One reporter asked Inhofe “What do you tell the children who have to live in a nightmare world. What should we tell them about your country being a heroin addict on fossil fuel? Answer the question!”
“Most of you are on the far left side, so listen closely. I contend the consensus is not there, and it wasn’t there prior to Climate-gate.”
“Nothing binding will come out of here in my opinion, and if it does it will be rejected by the American people.”
Meanwhile, Sec. of State Hillary Clinton offered a $100 billion carrot of U.S. taxpayer money,
or borrowed money from Communist China with interest, to the rest of the world.

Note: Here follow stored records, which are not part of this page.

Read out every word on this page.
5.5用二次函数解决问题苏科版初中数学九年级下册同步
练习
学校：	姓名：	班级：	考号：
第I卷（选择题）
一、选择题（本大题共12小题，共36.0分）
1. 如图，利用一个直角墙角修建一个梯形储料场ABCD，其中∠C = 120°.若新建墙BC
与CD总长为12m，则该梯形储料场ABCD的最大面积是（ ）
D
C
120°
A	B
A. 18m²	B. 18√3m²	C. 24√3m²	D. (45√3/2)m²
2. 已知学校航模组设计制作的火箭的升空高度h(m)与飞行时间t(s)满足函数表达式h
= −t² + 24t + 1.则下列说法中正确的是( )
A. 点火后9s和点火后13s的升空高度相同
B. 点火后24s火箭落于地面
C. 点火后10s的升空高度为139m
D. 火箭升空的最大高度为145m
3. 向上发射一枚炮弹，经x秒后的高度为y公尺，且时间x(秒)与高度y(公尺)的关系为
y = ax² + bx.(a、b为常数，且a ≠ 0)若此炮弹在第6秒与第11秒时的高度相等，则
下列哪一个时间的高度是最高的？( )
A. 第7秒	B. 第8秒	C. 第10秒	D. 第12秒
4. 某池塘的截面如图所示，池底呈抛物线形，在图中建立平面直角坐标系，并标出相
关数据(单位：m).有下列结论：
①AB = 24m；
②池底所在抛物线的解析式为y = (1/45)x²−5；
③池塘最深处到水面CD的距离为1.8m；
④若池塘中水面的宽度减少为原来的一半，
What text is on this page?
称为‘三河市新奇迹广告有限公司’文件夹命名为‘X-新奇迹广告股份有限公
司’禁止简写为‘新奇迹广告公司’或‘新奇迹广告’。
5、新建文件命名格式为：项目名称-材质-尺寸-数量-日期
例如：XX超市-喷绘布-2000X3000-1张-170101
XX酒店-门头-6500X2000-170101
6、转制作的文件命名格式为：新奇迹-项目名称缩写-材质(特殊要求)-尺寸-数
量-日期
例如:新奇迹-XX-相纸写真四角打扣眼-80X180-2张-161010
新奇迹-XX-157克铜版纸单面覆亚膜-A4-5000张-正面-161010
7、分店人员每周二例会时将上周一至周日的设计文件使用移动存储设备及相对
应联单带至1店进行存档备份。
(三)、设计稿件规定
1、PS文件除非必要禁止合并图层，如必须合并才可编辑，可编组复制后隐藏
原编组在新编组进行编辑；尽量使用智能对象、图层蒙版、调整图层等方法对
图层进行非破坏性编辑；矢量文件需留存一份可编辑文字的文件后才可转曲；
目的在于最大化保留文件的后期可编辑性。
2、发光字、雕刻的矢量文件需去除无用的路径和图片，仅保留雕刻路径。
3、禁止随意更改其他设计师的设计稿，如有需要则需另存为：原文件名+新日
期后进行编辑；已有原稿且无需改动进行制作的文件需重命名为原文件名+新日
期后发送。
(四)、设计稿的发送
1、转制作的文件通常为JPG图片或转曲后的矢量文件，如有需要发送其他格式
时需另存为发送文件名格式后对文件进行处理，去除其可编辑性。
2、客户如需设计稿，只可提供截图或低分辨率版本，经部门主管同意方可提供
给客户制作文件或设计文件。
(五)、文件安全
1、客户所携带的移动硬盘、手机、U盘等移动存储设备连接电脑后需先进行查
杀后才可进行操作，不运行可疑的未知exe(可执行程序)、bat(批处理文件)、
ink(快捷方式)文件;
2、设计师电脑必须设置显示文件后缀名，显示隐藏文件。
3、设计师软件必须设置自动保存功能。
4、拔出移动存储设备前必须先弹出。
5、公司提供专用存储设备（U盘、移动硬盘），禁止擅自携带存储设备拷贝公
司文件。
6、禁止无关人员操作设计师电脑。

Make no mistake folks, climate change is a way to transfer a large part of the wealth from richer nations to poorer ones.
Clinton, who is one of six cabinet members accompanying Obama to the climate summit, said climate change “is an undeniable and unforgiving fact.”And the U.S. was willing to work with other nations to reduce c02 emissions, but any agreement here must have “full transparency.”
Yes, climate change is real - its called the weather.- and it changes four times a year.
Meanwhile, Attorney General Eric Holder's old firm Covington and Burling weighed in on the climate debate today:
Any accord is likely to come in the form of a consensus by the negotiating parties, something in between a legally binding treaty and a political agreement, said Ruben Kraiem, co-chair of the climate practice for attorneys Covington & Burling LLP in New York.
"It'll be a consensus political agreement," Kraiem said in an interview in Copenhagen. "It's not just a handshake and it's also not a treaty. It's a decision by a corporate body."